Net bir ses tonuyla "Hayır." dedi.
"Neden?"
"O tür sorumluluklar beni aşıyor,ben daha kendime sahip çıkamıyorum."
"Bence gayet iyi idare ediyorsun."
"Senin bildiğin buz dağının görünen kısmı."
"Sandığından daha fazla tanıyorum seni."
"Bak sen..."
"Bugün beni gerçekten çok şaşırttın.Neden böyle söylediğine anlam vermeye çalışıyorum."
"Çocuklar anne babalarından ne görürlerse onu yansıtırlar..." cümlesini tamamlamadan bir yudum daha aldı.
"Çocuğunun seni yansıtmasından mı korkuyorsun?"dediğimde Arsel'in çocuk halini düşünüp gülmüştüm.O ise hiç gülmüyordu.
Ellerini ovuşturup başını kapıya yasladı
"Babamı yansıtmaktan korkuyorum Arven."
"Arsel,baban ve senin aranda dağlar kadar fark var.Sen ona benzemiyorsun,benzeyemezsin de..."
"Onu tanımadığın için böyle söylüyorsun."
"Seni tanıyorum yetmez mi?"
Yine derin bir sessizlik hakim olmuştu.
"Ben ne kadar reddetsemde ona ait bir şeyler taşıyorum Arven.Bunları bastıramadığım zamanlar da insanlara neler yaşattığımı biliyorum."
"Üstesinden gelemeyeceğin şeyler değiller."
"Anlamıyorsun."
"Öyleyse anlamama yardımcı ol."
"Her neyse...Bir çocuğum olmayacağına göre sanırım bu konuyu tartışmanın da lüzumu yok."

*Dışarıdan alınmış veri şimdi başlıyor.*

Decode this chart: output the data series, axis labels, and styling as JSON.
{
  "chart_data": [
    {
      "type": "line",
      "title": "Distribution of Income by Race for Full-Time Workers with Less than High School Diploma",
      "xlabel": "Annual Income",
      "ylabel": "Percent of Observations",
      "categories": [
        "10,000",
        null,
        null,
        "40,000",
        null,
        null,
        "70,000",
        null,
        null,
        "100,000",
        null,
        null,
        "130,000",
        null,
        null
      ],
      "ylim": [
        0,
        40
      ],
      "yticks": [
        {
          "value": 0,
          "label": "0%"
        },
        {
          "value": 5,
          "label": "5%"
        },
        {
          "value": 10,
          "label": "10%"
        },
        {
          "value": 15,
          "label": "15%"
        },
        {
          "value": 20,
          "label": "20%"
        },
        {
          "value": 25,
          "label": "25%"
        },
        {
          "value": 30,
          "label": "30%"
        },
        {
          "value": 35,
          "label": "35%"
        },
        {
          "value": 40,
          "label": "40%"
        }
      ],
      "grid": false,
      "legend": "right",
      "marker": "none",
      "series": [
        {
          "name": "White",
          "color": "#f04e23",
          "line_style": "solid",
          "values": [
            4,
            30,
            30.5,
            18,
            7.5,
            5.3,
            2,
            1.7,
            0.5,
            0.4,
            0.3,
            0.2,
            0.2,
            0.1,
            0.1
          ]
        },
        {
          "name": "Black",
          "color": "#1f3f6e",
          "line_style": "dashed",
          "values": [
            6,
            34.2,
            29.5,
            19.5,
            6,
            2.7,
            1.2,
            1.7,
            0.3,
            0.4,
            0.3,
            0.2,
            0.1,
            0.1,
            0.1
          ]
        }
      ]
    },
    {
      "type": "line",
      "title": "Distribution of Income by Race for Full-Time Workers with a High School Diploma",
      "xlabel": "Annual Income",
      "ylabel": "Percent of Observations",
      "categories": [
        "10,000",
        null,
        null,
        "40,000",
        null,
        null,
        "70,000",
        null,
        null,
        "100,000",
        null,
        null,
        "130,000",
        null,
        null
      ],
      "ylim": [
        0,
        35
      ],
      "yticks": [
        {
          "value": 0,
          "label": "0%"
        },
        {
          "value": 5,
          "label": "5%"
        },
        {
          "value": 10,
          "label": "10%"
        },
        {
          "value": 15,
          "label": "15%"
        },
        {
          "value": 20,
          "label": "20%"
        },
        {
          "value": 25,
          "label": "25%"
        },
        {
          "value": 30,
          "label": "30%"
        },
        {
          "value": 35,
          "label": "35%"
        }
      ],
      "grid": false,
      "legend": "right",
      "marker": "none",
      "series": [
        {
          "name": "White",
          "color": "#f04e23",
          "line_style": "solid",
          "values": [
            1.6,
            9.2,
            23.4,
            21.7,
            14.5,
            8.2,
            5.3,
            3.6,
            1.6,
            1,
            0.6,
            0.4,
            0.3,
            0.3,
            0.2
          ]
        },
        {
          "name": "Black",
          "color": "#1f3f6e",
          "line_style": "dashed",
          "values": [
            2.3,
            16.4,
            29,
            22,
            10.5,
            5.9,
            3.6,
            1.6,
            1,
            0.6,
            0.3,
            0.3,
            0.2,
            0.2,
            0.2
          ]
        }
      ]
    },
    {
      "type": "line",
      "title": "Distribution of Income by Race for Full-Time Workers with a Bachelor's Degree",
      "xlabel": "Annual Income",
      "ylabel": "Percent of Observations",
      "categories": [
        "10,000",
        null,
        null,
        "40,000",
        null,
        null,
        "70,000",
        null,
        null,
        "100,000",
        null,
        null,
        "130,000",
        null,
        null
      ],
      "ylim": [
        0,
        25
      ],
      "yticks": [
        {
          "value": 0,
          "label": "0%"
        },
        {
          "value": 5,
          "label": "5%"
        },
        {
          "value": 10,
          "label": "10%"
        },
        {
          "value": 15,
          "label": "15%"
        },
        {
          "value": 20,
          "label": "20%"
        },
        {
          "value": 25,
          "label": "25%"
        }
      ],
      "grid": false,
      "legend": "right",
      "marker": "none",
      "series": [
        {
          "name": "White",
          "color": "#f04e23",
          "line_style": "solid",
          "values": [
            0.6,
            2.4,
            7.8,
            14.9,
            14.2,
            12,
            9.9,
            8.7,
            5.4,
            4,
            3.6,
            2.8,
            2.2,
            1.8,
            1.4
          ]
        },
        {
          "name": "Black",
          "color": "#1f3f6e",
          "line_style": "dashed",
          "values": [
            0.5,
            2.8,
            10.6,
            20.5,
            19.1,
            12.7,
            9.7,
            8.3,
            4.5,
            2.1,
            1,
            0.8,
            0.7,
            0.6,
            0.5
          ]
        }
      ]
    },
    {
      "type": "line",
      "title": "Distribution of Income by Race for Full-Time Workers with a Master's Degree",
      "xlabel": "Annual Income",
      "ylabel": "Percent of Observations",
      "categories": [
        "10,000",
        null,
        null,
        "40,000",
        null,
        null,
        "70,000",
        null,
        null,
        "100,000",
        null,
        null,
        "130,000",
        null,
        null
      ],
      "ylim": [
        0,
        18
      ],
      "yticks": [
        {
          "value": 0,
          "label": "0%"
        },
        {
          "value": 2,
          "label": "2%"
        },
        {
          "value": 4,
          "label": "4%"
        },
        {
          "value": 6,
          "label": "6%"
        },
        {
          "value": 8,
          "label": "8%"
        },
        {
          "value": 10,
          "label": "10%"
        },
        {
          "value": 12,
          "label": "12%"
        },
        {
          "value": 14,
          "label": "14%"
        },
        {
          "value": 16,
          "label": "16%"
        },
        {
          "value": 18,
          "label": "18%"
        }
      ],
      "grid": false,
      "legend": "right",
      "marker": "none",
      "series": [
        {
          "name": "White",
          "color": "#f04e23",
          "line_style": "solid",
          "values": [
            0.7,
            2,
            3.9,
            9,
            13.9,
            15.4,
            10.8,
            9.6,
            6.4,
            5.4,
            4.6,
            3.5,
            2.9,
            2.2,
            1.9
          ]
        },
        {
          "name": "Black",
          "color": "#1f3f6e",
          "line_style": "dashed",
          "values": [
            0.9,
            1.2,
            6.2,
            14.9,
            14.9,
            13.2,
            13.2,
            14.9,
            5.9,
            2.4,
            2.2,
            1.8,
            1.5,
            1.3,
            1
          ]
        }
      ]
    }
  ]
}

Oturduğu yerden kalkıp kendini yatağa bıraktı.
"Sen istediğini düşünebilirsin Arsel sen bu dünyada ki en mükemmel baba olacaksın..."
"Eğer aramızda bir şey geçmiş olsaydı hamile olmandan endişelenebilirdim.Bu durumda neden hâlâ düşündüğünü anlamıyorum."
"Hep böyle kalmayacağız biliyorsun..Zamanı geldiğinde bizde bunu yapacağız."
"Bakış açını değiştirmiyorsun Arven.Biz normal olsak bile kararımı değiştirmeyeceğim.Ben çocuk istemiyorum.Artık uyuyabilir miyiz?"Arsel yarı uykulu halde cümlesini tamamladıktan kısa süre sonra uyuyakaldı.Bense ergenlikte zirveye ulaşmış bir kız gibi evliliği tam anlamıyla yaşadığımızı hayal ettim.En ince ayrıntısına kadar hemde.Sen istediğin kadar baba olmak istemediğini söyle Arsel.Senden harika bir baba olacak.
***
Bence insanlar zamanla fikirlerini değiştirebilir.Tecrübeler,gözlemler onlara yeni kararlar aldırıp ihtimal dahilinde bile bulunmayan konulara söz hakkı verdirir.
Kafamda yine binbir düşünceyle kumların üzerinde uzanıyordum.
Güneş daha yeni doğmuştu ve sıcacık nefesiyle her yanı ısıtıyordu.
Mükemmel meditasyonumu "Arven bir şey soracağım kuşum sana."diyen Ece bozmuştu.
"Sen gelinliğini nerden aldın?"
"Meltem Hanım ilgilendi her şeyle.Paris'te ki bir şubenin kataloğunu getirtmişti sanırım."
"Şş bana bak seninki bu sabah çok sinirli.Telefonda birine küfür ediyordu az önce,bir şey mi oldu?"
"Bilmiyorum ki.Nerede?"
Yerden kalkıp Ece'nin işaret ettiği yere doğru ilerledim.Ben geldiğimde Arsel konuşmasını bitirmişti.
"Beni bu sefer de geçiştirmeni istemiyorum.Neler oluyor?"